A Taxonomy of Transcendence
Natalie Abreu, Edwin Zhang, Eran Malach, Naomi Saphra

TL;DR
This paper investigates how language models surpass individual human capabilities by analyzing training data properties, introducing a knowledge graph-based setting to study modes of transcendence like skill denoising, selection, and generalization.
Contribution
It presents a taxonomy of transcendence modes and a novel knowledge graph-based testbed for studying how data diversity enables model capabilities beyond source expertise.
Findings
Identified three modes of transcendence: skill denoising, selection, and generalization.
Developed a knowledge graph-based setting for controlled experiments.
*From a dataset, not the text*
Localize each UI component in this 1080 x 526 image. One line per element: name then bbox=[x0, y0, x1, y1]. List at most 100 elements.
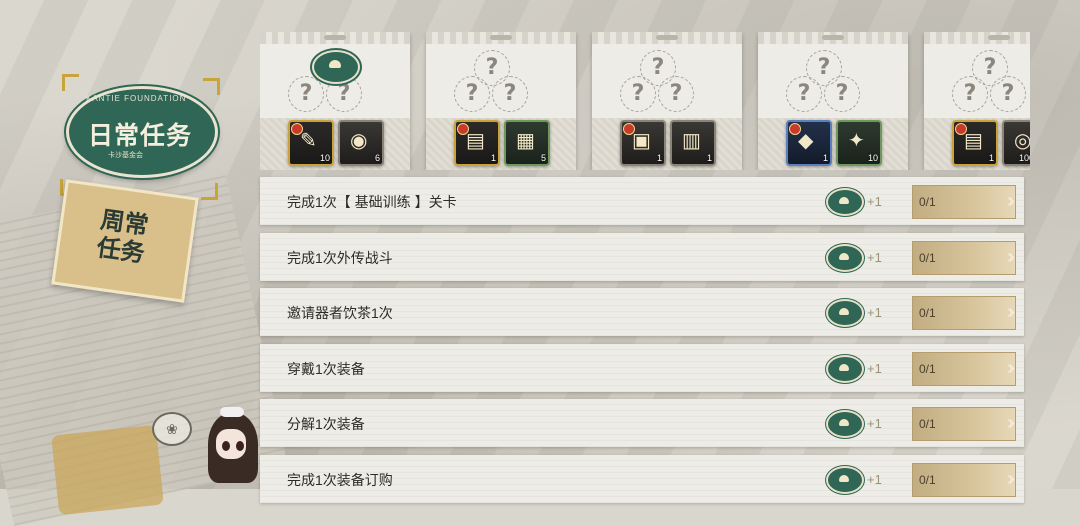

Highlighted data diversity aspects that facilitate transcendent model capabilities.
Abstract
Although language models are trained to mimic humans, the resulting systems display capabilities beyond the scope of any one person. To understand this phenomenon, we use a controlled setting to identify properties of the training data that lead a model to transcend the performance of its data sources. We build on previous work to outline three modes of transcendence, which we call skill denoising, skill selection, and skill generalization. We then introduce a knowledge graph-based setting in which simulated experts generate data based on their individual expertise. We highlight several aspects of data diversity that help to enable the model's transcendent capabilities. Additionally, our data generation setting offers a controlled testbed that we hope is valuable for future research in the area.